Le Tribunal judiciaire d’Amiens, dans un jugement du 20 janvier 2026, a été saisi d’une contestation de mesures imposées par la commission de surendettement. Un couple de débiteurs contestait la capacité de remboursement retenue, estimée trop élevée après la baisse de leurs ressources. La question centrale était de savoir si le juge devait maintenir le rééchelonnement ou adapter les mesures à la précarité de leur situation financière. La solution retenue est la suspension de l’exigibilité des dettes pour une durée de vingt-quatre mois.
La recevabilité de la contestation est d’abord confirmée par le juge. Il rappelle que le recours doit être formé dans les trente jours suivant la notification des mesures imposées. En l’espèce, les débiteurs ont agi avant le 17 septembre 2025 pour une notification reçue le 4 septembre 2025. Leur action est donc déclarée recevable.
Sur le fond, le tribunal apprécie la situation au jour où il statue. Il constate que la bonne foi des débiteurs n’est pas remise en cause et qu’ils sont recevables à la procédure. La capacité de remboursement est calculée par référence à la quotité saisissable du salaire, selon les articles L. 3252-2 et L. 3252-3 du code du travail.
Le juge examine ensuite les ressources et charges du couple. Il relève que les revenus ont chuté après la fin de l’indemnisation chômage du mari, passant de 1 806 euros à 579,90 euros. L’épouse perçoit un salaire précaire dans le cadre d’un contrat à durée déterminée qui s’achève le 31 décembre 2025.
Le tribunal estime que la situation ne permet pas de dégager une capacité de remboursement tenable même à court terme. Il souligne que le passif total s’élève à 26 079,95 euros, tandis que les charges mensuelles, incluant le loyer, atteignent 1 613,74 euros.

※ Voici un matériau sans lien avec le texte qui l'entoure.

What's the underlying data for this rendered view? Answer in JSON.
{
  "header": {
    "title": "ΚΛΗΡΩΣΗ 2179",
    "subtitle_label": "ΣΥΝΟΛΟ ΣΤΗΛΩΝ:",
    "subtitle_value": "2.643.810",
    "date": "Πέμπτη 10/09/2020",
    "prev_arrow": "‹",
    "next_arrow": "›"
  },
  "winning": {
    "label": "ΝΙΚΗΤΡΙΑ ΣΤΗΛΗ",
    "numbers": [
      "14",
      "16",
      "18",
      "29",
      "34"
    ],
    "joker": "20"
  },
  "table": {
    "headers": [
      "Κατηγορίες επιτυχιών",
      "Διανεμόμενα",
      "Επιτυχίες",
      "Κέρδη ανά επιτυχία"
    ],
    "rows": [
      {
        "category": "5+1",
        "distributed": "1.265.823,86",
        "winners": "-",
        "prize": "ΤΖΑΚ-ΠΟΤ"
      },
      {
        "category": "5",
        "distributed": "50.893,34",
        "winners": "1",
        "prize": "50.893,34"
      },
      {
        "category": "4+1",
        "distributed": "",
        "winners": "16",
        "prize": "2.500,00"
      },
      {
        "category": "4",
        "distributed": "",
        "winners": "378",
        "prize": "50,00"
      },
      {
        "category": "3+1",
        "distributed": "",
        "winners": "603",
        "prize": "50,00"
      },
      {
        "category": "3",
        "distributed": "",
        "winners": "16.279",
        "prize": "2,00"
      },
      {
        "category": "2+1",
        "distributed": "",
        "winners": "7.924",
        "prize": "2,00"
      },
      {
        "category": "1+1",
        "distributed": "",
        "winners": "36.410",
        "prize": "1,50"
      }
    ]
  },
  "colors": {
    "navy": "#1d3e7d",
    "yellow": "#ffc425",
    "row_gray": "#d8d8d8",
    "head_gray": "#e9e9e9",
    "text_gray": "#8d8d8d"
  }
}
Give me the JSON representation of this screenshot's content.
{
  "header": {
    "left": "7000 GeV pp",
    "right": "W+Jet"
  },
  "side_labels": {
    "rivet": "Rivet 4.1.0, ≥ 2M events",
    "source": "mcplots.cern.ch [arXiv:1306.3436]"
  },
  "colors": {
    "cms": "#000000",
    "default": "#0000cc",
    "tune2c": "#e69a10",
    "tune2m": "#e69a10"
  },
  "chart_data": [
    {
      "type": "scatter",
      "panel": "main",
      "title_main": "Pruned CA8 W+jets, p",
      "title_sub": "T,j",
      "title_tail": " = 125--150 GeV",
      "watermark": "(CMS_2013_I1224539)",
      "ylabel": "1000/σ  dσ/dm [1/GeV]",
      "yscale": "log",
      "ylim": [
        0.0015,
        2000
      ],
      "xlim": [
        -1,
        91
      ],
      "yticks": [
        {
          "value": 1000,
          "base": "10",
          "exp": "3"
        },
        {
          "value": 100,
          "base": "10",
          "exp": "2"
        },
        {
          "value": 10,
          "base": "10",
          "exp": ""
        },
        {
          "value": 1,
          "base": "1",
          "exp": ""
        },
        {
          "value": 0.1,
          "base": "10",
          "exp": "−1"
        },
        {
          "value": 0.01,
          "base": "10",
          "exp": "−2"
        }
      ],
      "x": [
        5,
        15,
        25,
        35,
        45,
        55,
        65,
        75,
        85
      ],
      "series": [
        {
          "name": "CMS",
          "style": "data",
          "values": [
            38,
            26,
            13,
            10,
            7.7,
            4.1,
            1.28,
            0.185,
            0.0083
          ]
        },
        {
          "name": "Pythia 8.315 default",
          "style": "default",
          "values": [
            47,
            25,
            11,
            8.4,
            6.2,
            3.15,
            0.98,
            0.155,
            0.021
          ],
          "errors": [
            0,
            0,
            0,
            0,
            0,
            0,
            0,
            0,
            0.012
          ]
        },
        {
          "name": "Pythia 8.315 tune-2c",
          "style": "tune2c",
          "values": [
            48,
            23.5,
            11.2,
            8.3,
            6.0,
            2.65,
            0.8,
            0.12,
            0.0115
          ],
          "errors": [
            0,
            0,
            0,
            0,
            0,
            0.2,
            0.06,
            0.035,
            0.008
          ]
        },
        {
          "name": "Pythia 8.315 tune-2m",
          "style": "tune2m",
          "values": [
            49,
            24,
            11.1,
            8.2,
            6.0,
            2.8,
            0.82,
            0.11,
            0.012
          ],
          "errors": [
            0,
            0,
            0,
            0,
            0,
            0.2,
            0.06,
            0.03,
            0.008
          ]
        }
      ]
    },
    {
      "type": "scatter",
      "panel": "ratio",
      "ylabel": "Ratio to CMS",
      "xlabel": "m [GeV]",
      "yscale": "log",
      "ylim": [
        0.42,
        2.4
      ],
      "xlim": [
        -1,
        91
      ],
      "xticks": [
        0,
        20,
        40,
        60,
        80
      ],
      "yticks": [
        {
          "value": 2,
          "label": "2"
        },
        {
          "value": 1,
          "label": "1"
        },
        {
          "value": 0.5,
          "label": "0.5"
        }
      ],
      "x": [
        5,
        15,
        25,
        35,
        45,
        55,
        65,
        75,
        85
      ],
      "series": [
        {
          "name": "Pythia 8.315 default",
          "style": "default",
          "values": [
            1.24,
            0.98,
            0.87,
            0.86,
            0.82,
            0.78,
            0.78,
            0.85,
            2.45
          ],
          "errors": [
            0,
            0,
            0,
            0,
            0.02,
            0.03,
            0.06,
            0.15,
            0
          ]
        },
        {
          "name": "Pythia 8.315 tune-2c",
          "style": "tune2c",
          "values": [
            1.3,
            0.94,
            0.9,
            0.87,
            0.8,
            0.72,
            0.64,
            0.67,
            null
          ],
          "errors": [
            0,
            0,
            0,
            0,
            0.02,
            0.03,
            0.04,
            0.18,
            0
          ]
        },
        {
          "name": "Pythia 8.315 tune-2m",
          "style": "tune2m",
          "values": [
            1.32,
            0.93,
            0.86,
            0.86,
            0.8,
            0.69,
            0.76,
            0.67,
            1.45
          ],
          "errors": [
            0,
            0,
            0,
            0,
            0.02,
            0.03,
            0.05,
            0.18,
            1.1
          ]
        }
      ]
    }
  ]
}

Cependant, le juge considère que la situation n’est pas irrémédiablement compromise, car le mari a eu une activité professionnelle régulière par le passé. Il en déduit qu’aucun obstacle ne s’oppose à la reprise d’un emploi. Il ordonne donc une suspension des obligations de paiement pour vingt-quatre mois.
Cette décision illustre la valeur d’une appréciation concrète de la capacité de remboursement au jour du jugement. Elle rappelle que le juge peut écarter le barème de la commission face à une précarité avérée. La portée de l’arrêt est d’offrir un répit temporaire aux débiteurs, sans effacement définitif de leurs dettes.
La solution impose aux débiteurs de ressaisir la commission au moins trois mois avant l’expiration du délai, en justifiant de leurs démarches actives de recherche d’emploi. Cette condition garantit un suivi de leur situation et évite une suspension purement passive. Le juge invite également les débiteurs à solliciter une mesure d’aide sociale pour la gestion de leur budget.
Fondements juridiques
Article L. 3252-2 du Code du travail En vigueur
Sous réserve des dispositions relatives aux pensions alimentaires prévues à l’article L. 3252-5, les sommes dues à titre de rémunération ne sont saisissables ou cessibles que dans des proportions et selon des seuils de rémunération affectés d’un correctif pour toute personne à charge, déterminés par décret en Conseil d’Etat.
Ce décret précise les conditions dans lesquelles ces seuils et correctifs sont révisés en fonction de l’évolution des circonstances économiques.
Article L. 3252-3 du Code du travail En vigueur
Pour la détermination de la fraction insaisissable, il est tenu compte du montant de la rémunération, de ses accessoires ainsi que de la valeur des avantages en nature, après déduction des cotisations et contributions sociales obligatoires et de la retenue à la source prévue à l’article 204 A du code général des impôts.
Il est en outre tenu compte d’une fraction insaisissable égale au montant forfaitaire mentionné à l’article L. 262-2 du code de l’action sociale et des familles applicable à un foyer composé d’une seule personne.
Il n’est pas tenu compte des indemnités insaisissables, des sommes allouées à titre de remboursement de frais exposés par le travailleur et des allocations ou indemnités pour charges de famille.